Nixons eigen vrouw ging een aparte en, indien mogelijk, meer privé-weg. Pat Nixon, een aantrekkelijke, bekwame, moedige vrouw, had er geen belang bij haar hoofd tegen de muur van Washington te slaan waar mijn moeder haar hoofd tegen sloeg. Ze beschouwde vrouwen zoals mijn moeder, mediatypen, als de vijand. Ze vestigde zich in het ingewikkelde lot van mevrouw Richard Nixon.
Mijn moeder had twee huwelijken en zeven kinderen. Ze was een fervent, languit en briljant autodidactische vrouw (getrouwd op 15-jarige leeftijd!) Die heel veel wilde (moederschap, een carrière als een groot schrijver, geliefden). Haar lot was ook ingewikkeld.

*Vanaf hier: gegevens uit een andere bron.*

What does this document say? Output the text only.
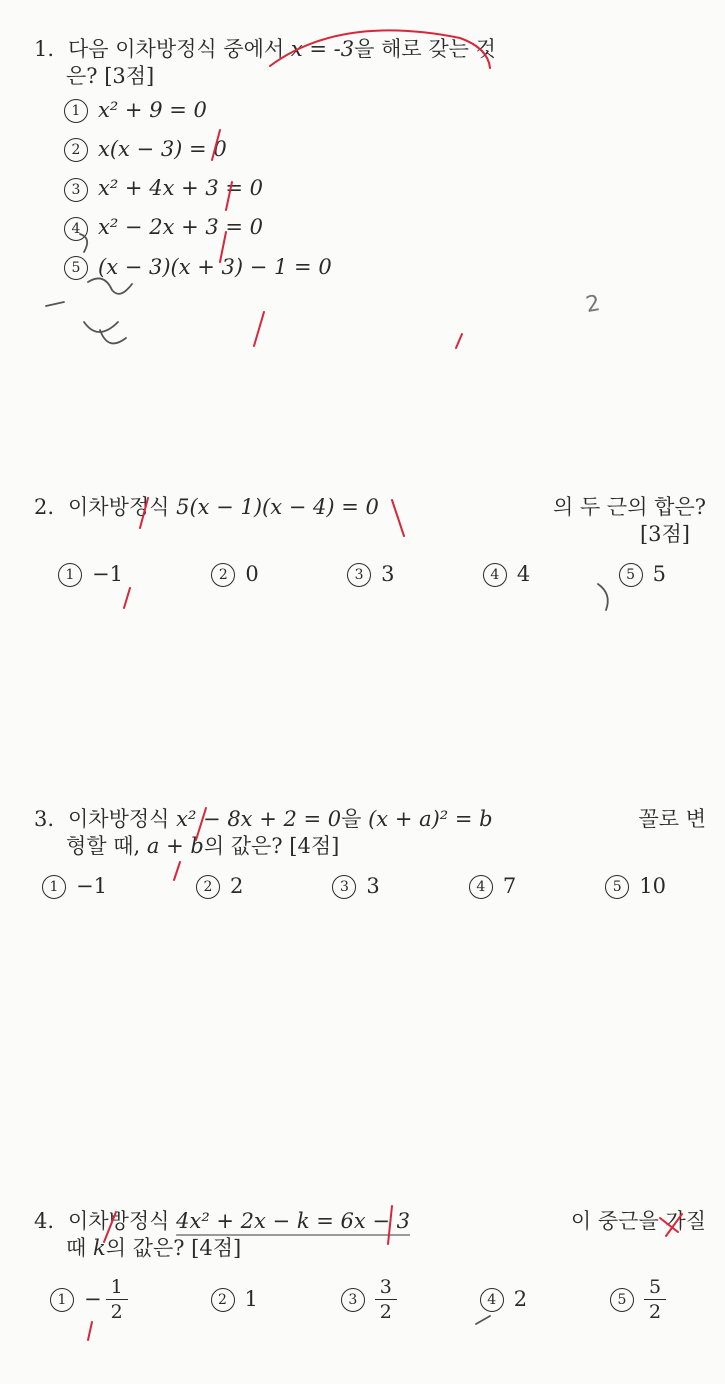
1. 다음 이차방정식 중에서 x = -3을 해로 갖는 것
은? [3점]
1 x² + 9 = 0
2 x(x − 3) = 0
3 x² + 4x + 3 = 0
4 x² − 2x + 3 = 0
5 (x − 3)(x + 3) − 1 = 0
2
2. 이차방정식 5(x − 1)(x − 4) = 0	의 두 근의 합은?
[3점]
1 −1	2 0	3 3	4 4	5 5
3. 이차방정식 x² − 8x + 2 = 0을 (x + a)² = b	꼴로 변
형할 때, a + b의 값은? [4점]
1 −1	2 2	3 3	4 7	5 10
4. 이차방정식 4x² + 2x − k = 6x − 3	이 중근을 가질
때 k의 값은? [4점]
$1 - \frac{1}{2}$	2 1	$3 \frac{3}{2}$	4 2	$5 \frac{5}{2}$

Mary Meyer heeft het niet overleefd. Mijn moeder deed dat. Ze leefde 84 jaar oud. Ze dacht af en toe aan het schrijven van een memoires genaamd Before My Time . Op een druilerige ochtend, niet veel maanden geleden, zoals ze had gewenst, brachten mijn broers en mijn zus en ik haar as - grove, korrelige, peper- en zoutas, alles wat overbleef van een levendig leven - naar de oever van de Potomac boven Great Falls en verspreidde ze over het oppervlak van de bruine, gezwollen rivier. De as wervelde stroomafwaarts in de richting van Washington en even stelde ik me voor dat ze langs Georgetown naar beneden dreef en over een pistool in de modder passeerde.
Lance Morrow, een voormalig essayist voor Time, schrijft een biografie van Henry Luce.